9. The Drunken Prophet

This is both humorous and serious. I loved the character of the “Papa” – a drunk as prophet. However there were some problems with the prose that made me think it was hurriedly written with little or no re-reading. The author also assumes we know what the “one-week correction exercise” is all about. But it is an interesting story, with a powerful ending.

10. For a Vote

This is a brilliant story. Poetic; with powerful detail, powerful description of night, powerful evocation of mood. And then there’s the ambiguity of the ending – delightfully teasing the reader with questions. Was the narrator shot? Who shot him? Did he die? Brilliant last line. I wondered though how the narrator could see the blood and ink on his fingers on a “dark” night with a “half-moon” and “no stars”. But that’s a minor quibble.

11. We will live again

This story stands out for the way it leaves the reader with a strong sense of hope. I like the dialogue (including the use of pidgin) – very realistic. I also like how the story makes the reader, for a moment, an eavesdropper on the lives of two ordinary (young) Nigerian men.


12. An August Visitor

Despite the clichéd romantic plot I still wanted to read all the way to the end. And it is very well told. We are plunged right into action (no boring prelude), and then yanked off in a zone of suspense. Nice. I liked the exploration of an infatuated mind. Great last line too.

13. Neo-Juju

There is unnecessary detail piled in. I’m not very impressed by the writer tries to cram an entire life into 600 words. The story title is also puzzling. One of the story’s saving graces is the use of music as a device in the narration (Jeremiah Gyang, Kelly Clarkson, Sunny Nneji). I found that quite sophisticated. I also liked the use of groundnut-hawking (the child Zainab, and the little girl at the end) as a framing device for the narration.

14. What Theophilus did

A bit predictable. I also found it difficult to ‘suspend my disbelief’ when it got to the bit of the girl stumbling into her father’s room to see him in the middle of a ritual. Seems too convenient. Would a man do that kind of thing and not remember to lock the door? Why in the first place would he do it at home? But I’m impressed by the writer’s descriptive skill. Nice title too.

15. No Shortcut
This is just OK. I like the idea of Johnson leaving the Governor out in the cold. But I don’t know if a desperate Governor would content himself with delegating such an “important” task to an aide. He’d certainly also be pulling his own strings. Certainly wouldn’t go to sleep thinking all would be sorted just like that.
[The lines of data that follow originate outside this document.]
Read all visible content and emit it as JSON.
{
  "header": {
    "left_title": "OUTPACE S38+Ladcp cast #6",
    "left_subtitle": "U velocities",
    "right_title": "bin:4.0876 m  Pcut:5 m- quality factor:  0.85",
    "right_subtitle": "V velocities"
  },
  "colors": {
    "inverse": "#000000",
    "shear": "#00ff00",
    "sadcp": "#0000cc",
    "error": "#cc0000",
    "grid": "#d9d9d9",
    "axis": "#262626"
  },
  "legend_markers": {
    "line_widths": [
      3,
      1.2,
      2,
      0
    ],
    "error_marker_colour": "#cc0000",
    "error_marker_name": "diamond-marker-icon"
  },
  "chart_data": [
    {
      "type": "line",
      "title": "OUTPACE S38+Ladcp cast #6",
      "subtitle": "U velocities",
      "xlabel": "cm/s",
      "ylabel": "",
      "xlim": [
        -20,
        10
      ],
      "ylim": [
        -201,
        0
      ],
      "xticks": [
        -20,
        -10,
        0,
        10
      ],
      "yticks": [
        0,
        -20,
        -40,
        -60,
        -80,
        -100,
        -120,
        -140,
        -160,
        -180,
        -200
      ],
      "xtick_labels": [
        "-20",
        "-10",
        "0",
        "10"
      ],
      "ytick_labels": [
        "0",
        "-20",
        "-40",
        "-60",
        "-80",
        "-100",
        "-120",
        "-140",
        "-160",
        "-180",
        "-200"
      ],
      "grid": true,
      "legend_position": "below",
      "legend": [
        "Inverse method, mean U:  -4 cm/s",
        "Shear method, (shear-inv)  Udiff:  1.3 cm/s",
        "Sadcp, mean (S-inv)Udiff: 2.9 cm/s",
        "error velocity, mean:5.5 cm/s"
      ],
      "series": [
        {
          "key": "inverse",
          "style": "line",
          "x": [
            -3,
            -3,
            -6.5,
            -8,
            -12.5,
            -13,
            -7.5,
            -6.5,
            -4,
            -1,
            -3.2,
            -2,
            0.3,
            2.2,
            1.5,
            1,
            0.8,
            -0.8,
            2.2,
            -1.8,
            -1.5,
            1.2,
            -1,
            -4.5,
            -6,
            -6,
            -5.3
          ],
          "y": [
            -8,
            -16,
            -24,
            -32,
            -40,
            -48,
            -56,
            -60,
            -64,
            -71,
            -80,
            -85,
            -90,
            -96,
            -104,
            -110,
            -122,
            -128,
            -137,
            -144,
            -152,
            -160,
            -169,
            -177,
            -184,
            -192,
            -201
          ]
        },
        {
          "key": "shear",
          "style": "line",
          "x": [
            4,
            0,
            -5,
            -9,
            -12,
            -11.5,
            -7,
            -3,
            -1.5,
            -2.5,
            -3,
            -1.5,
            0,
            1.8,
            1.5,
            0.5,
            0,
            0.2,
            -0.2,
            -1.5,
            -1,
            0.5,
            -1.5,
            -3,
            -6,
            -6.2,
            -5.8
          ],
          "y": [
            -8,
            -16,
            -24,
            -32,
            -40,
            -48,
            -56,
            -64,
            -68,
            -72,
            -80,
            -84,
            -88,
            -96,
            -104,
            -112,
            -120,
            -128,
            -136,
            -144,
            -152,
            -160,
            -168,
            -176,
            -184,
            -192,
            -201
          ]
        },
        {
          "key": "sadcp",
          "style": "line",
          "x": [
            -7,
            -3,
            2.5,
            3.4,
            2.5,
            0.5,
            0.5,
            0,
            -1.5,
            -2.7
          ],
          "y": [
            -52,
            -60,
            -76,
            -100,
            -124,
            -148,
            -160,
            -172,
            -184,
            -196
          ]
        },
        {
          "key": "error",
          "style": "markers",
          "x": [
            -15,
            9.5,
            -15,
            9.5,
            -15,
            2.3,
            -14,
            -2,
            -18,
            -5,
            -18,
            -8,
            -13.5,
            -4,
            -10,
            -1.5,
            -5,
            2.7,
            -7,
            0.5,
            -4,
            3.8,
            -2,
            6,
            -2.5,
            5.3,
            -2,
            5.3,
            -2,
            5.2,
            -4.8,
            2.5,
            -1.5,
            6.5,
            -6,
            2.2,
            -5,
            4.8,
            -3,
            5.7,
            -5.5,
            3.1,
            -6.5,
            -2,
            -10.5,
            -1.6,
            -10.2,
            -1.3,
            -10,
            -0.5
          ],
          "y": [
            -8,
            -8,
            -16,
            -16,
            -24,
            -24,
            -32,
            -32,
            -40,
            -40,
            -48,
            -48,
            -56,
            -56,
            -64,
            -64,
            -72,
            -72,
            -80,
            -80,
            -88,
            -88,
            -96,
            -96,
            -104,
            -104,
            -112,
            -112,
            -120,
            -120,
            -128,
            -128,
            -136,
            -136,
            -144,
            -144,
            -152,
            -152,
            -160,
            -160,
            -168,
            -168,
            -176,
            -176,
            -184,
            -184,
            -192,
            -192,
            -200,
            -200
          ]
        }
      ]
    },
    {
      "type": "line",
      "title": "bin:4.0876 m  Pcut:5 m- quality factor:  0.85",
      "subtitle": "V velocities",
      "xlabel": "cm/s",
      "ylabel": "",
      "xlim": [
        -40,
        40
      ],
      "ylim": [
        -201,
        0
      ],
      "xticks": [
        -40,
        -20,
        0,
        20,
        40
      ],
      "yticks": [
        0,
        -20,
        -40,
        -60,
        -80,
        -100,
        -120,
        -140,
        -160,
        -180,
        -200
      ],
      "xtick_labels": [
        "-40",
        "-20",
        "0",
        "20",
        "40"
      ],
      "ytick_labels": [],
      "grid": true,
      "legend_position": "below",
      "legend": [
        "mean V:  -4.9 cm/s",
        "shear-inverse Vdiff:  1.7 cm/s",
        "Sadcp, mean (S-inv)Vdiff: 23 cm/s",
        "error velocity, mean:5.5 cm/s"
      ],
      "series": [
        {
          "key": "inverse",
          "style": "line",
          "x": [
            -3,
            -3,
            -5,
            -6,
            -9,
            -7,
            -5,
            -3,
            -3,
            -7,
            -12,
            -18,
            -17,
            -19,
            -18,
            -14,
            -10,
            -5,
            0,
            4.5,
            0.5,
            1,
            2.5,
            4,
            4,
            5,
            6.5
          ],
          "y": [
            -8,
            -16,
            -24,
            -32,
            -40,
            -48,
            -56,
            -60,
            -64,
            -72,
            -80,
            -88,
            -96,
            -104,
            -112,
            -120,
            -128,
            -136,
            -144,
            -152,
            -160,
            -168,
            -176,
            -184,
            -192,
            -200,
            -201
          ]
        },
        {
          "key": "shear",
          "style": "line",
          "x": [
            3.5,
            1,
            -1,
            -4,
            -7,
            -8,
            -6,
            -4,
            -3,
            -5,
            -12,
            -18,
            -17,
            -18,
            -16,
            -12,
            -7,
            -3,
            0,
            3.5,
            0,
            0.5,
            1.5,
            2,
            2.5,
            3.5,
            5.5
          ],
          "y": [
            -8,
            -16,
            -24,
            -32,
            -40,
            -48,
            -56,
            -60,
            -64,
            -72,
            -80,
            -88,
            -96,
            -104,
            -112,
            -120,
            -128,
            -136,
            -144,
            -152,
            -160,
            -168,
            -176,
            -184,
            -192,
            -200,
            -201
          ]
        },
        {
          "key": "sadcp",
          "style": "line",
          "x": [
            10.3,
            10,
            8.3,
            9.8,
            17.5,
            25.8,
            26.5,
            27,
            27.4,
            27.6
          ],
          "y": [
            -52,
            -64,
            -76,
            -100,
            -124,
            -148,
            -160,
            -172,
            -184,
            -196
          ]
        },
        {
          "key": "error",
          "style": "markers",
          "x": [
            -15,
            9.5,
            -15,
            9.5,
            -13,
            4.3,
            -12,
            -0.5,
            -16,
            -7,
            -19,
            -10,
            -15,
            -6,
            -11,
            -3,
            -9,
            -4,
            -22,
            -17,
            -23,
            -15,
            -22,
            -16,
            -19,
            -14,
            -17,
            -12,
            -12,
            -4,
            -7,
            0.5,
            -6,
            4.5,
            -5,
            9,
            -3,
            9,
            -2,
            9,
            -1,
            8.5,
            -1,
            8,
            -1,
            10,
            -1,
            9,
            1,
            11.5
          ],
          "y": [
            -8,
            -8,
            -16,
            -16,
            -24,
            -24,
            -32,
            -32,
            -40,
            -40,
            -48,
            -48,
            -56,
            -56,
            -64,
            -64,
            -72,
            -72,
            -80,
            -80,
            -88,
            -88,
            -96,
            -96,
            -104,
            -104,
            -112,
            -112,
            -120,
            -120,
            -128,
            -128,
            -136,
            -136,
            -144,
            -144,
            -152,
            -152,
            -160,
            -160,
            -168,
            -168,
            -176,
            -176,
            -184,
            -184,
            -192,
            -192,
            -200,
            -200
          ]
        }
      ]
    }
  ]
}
16. The Heavens are Silent

I didn’t find this very satisfying. The opening dialogue is stilted. The depiction of “the heavens” is unconvincing. Who are those talking? Angels?


17. In the Blink of an eye

Cliched plot and dialogue. Very little subtlety and nuance to the story.

18. The Process

No subtlety to the telling – the dialogue is heavy-handed, the moralizing too obvious: Clinton preaching to John, John getting “converted”.